La mesure a été arrêtée à l’issue d’une réunion tenue au ministère italien de l’Intérieur sous la présidence du ministre Matteo Piantedosi, sur la base des évaluations du Comité d’analyse sur l’immigration et la sécurité des frontières. Elle fait suite aux orientations politiques annoncées la veille par la présidente du Conseil, Giorgia Meloni, en concertation avec les vice-présidents du Conseil Antonio Tajani et Matteo Salvini.
Selon le ministère de l’Intérieur, la suspension de la libre circulation prévue par l’espace Schengen vise à répondre aux préoccupations sécuritaires suscitées par la crise migratoire à Ceuta.
Dans le même temps, l’Italie et la France ont convenu de renforcer les contrôles à leur frontière commune. À l’issue d’un entretien téléphonique entre Matteo Piantedosi et son homologue français, Laurent Nuñez, les deux responsables ont estimé nécessaire d’intensifier les contrôles terrestres dans le cadre des accords de coopération policière déjà en vigueur.
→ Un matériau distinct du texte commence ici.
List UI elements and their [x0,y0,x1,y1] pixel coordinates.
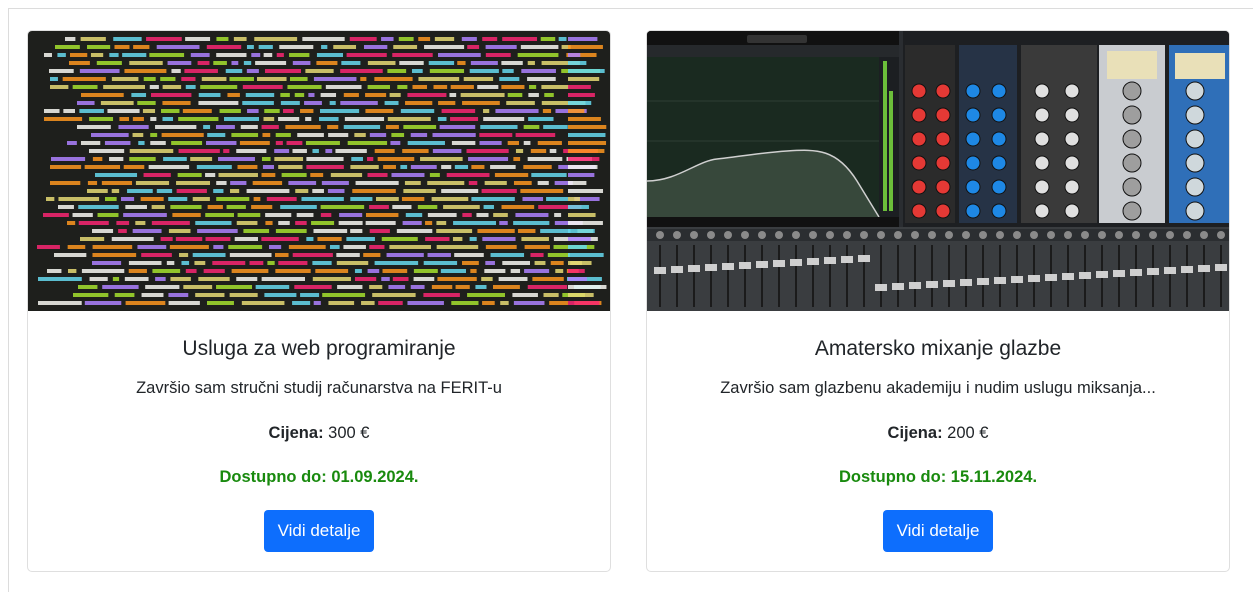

De son côté, le président français Emmanuel Macron a annoncé un renforcement des contrôles à la frontière franco-espagnole et a exprimé le soutien de la France aux autorités espagnoles confrontées à la gestion de cette situation migratoire exceptionnelle.
Le ministre italien des Affaires étrangères, Antonio Tajani, a défendu cette décision dans un message publié sur le réseau social X. Il a qualifié la suspension temporaire de Schengen de « choix nécessaire » pour protéger la sécurité des citoyens et préserver les frontières extérieures de l’Union européenne. Selon lui, cette mesure, prévue par les traités européens, répond à une situation devenue « inévitable » face aux flux migratoires et aux risques sécuritaires qui pourraient en découler, notamment en matière de terrorisme.
L’Espagne a, pour sa part, vivement réagi à cette décision, illustrant les tensions suscitées par la gestion de la crise migratoire à Ceuta entre plusieurs États membres de l’Union européenne.